De toute manière cela provoquerait un chaos indescriptible aux conséquences catastrophiques pour tout le monde. Un autre ancien chef du Mossad, Hephraim Halevy, n’a pas hésité à proclamer haut et fort que l’Iran ne posait pas de menace existentielle à Israël mais qu’en revanche la menace existentielle pour Israël provenait de l’intérieur du pays lui-même :

“The State of Israel cannot be destroyed,” he told Ynet on Friday. “An attack on Iran could affect not only Israel, but the entire region for 100 years.”

The former head of the Israeli secret service said Thursday during an army boarding school reunion that while Iran should be prevented from becoming a nuclear power, its capabilities are still "far from posing an existential threat to Israel."

"The growing haredi radicalization poses a bigger risk than Ahmadinejad," Halevy said, adding that "the ultra-Orthodox extremism has darkened our lives."
(Sources : Ephraim Halévy ex chef du Mossad 1998-2002)

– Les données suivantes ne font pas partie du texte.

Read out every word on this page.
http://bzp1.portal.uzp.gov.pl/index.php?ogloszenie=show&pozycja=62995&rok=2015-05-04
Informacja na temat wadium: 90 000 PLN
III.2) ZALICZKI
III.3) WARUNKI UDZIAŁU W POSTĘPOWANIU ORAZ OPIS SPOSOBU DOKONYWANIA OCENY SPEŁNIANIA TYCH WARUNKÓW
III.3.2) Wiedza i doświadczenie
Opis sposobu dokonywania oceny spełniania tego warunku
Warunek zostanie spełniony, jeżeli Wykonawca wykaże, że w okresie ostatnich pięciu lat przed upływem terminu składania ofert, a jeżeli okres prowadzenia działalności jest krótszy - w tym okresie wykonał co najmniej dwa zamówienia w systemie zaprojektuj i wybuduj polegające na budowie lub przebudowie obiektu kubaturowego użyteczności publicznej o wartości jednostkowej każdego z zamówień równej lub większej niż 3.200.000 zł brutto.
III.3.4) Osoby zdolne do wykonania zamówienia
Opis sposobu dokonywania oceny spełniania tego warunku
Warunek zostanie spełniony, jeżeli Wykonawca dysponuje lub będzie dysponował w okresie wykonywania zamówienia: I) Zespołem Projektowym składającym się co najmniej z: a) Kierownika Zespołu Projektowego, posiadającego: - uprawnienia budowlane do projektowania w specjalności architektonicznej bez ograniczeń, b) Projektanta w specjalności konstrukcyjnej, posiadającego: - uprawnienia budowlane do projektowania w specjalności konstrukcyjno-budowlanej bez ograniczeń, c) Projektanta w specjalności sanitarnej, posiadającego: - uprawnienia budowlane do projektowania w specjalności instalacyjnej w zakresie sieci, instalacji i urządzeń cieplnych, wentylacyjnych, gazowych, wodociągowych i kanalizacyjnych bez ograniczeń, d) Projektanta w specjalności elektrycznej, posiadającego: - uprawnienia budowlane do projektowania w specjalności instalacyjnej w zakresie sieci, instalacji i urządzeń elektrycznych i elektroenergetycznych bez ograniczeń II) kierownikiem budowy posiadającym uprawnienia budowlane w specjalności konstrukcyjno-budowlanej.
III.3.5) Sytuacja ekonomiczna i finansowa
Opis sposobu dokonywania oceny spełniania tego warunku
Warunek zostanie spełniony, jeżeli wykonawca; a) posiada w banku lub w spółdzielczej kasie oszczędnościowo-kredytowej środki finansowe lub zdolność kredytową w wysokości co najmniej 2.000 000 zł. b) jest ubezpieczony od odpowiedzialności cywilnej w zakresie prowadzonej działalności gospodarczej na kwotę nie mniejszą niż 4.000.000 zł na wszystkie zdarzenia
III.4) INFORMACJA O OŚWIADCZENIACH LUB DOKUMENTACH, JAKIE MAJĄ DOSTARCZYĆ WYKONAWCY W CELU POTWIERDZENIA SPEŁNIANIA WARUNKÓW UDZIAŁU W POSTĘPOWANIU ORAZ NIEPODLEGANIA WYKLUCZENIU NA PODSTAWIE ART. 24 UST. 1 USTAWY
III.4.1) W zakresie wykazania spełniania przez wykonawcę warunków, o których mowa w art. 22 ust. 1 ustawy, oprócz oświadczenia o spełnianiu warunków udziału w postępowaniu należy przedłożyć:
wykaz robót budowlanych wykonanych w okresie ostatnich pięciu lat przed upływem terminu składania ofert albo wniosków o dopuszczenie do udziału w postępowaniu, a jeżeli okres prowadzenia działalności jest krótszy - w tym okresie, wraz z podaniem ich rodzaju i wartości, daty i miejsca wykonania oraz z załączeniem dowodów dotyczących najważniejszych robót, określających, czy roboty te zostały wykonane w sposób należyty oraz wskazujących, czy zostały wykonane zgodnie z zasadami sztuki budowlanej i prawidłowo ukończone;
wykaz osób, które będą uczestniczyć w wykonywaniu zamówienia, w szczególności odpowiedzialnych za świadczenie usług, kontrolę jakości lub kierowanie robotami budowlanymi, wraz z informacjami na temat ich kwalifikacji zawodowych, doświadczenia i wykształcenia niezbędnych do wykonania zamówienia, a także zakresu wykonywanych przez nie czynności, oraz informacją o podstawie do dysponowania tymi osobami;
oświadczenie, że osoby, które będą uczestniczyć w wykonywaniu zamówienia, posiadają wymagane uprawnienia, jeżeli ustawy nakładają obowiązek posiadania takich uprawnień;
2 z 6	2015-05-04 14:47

Halevy met en cause le danger que posent les ultra orthodoxe extrémistes qui gouvernent Israël et qui ont pris une importance politique démesurée dans ce pays depuis plusieurs années maintenant. Nous pourrions comparer ces gens-là avec les fondamentalistes chrétiens aux USA : même combat, même folie.

Alors guerre où pas guerre ?

Nous n'en savons rien dans la mesure où tout est possible lorsque l'on a affaire à des cervelles brulées. Mais il y a deux points néanmoins que l'on peut souligner et qui tempéreraient nos inquiétudes :

- Il y a une forte opposition à ces ardeurs guerrières à la fois au sein des services de sécurité israéliens et au sein de l'armée US
- Il est également fort possible que ces bruits de sabre et ces cris de guerre ne soient qu'une opération de guerre psychologique de plus pour parvenir à obtenir le vote de nouvelles sanctions à l'ONU à la suite de la publication du rapport de l'AIEA.

Cela dit s’il y a une menace réelle elle ne provient donc pas de l’Iran. Elle a pour origine une bande d'extrémistes à l'intérieur même d’Israël dont les cervelles mal irriguées sont influencées par une histoire vieille de 2000 ans : cette histoire est celle de Massada, et elle ne s’est pas bien terminée (ici).

Mais pour le moment tout le monde est content à Cochon sur Terre, le meilleur des mondes.